The 4-H youth program helps 5- to 19-year-olds learn life skills through practical learning methods. The name 4-H stands for head, heart, hands and health; the four areas that the organization tries to develop in young people. While the program attempts to prepare its members for life by giving them valuable skills, there is just as much play as there is work at 4-H.
Getting to Know Each Other
When a new 4-H is set up or a lot of new members join, it is important that everyone feels comfortable. Playing games that have everyone interacting will ease the nerves of any newbies. Balloon Tag is a great way of doing this. In this game each person has a piece of string tied to their ankles with a balloon on the end. The objective is to pop balloons while protecting your own. The winner is the last person with an inflated balloon. Candy Toss is a game that has children sitting in a circle with five pieces of candy each. Children take turns telling the group something they have experienced or accomplished; whoever in the circle who has not done the same thing passes over a piece of candy to the current speaker in the circle.
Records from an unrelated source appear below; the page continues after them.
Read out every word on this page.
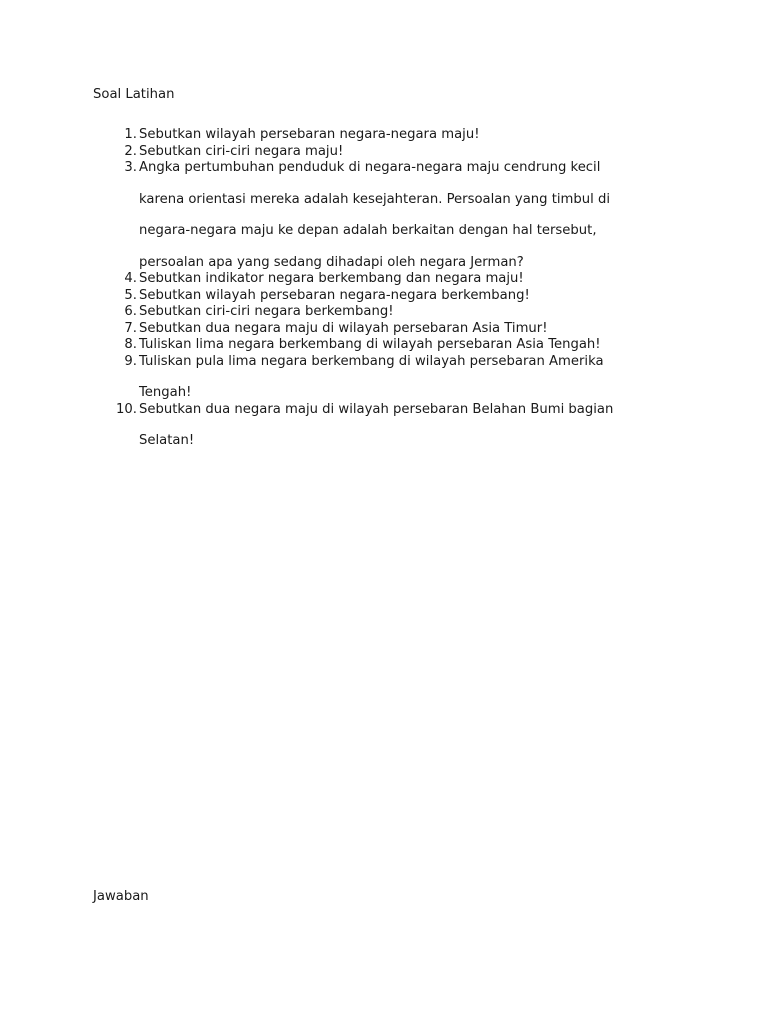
Soal Latihan
1. Sebutkan wilayah persebaran negara-negara maju!
2. Sebutkan ciri-ciri negara maju!
3. Angka pertumbuhan penduduk di negara-negara maju cendrung kecil
karena orientasi mereka adalah kesejahteran. Persoalan yang timbul di
negara-negara maju ke depan adalah berkaitan dengan hal tersebut,
persoalan apa yang sedang dihadapi oleh negara Jerman?
4. Sebutkan indikator negara berkembang dan negara maju!
5. Sebutkan wilayah persebaran negara-negara berkembang!
6. Sebutkan ciri-ciri negara berkembang!
7. Sebutkan dua negara maju di wilayah persebaran Asia Timur!
8. Tuliskan lima negara berkembang di wilayah persebaran Asia Tengah!
9. Tuliskan pula lima negara berkembang di wilayah persebaran Amerika
Tengah!
10. Sebutkan dua negara maju di wilayah persebaran Belahan Bumi bagian
Selatan!
Jawaban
The free candy will be a big appeal in this game, but the kids will also get to know each other and find out things they have in common.
Word searches can be fun but also educational by making the answers on a subject the child will not know about, for example all of the different kinds of sheep. A prize for the fastest to the finish the word search, crossword or quiz helps to keep the kids interested. But solo games don’t necessarily have to be about handing out sheets of paper. A science experiment that has the kids put two celery sticks in food dye and watch the celery turn a different color is fun, but also teaches them about science. Having the kids learn how to sew a pillow then have a go themselves can teach them a new skill; a prize for the winner will keep things interesting.
Teaming the kids up to have fun together is what 4-H is all about. Pair the kids up and have one partner spin the other around five times and then have him try to walk in a straight line, then the partners can swap roles. Another group game involves splitting everybody into two groups. One person from a team has to walk towards the other team but cannot look away and has to try not to smile. All the while the awaiting team are trying their best to make the straight-faced child snicker. The Picture Game involves lining everybody up. The person at the back end is shown a picture and must draw it on the person’s back in front of them with their finger. This pattern continues until the person in front has to draw this pattern onto a piece of paper. The kids then get to see how close they were to the original picture.
Setting up games that get the kids thinking about solutions to tasks you set for them is a good way to get them all working together. Split them into groups and set them the task of getting one member of the team to the other side of the room without that person touching the floor; carrying is forbidden. Give prizes to the group that achieves this first.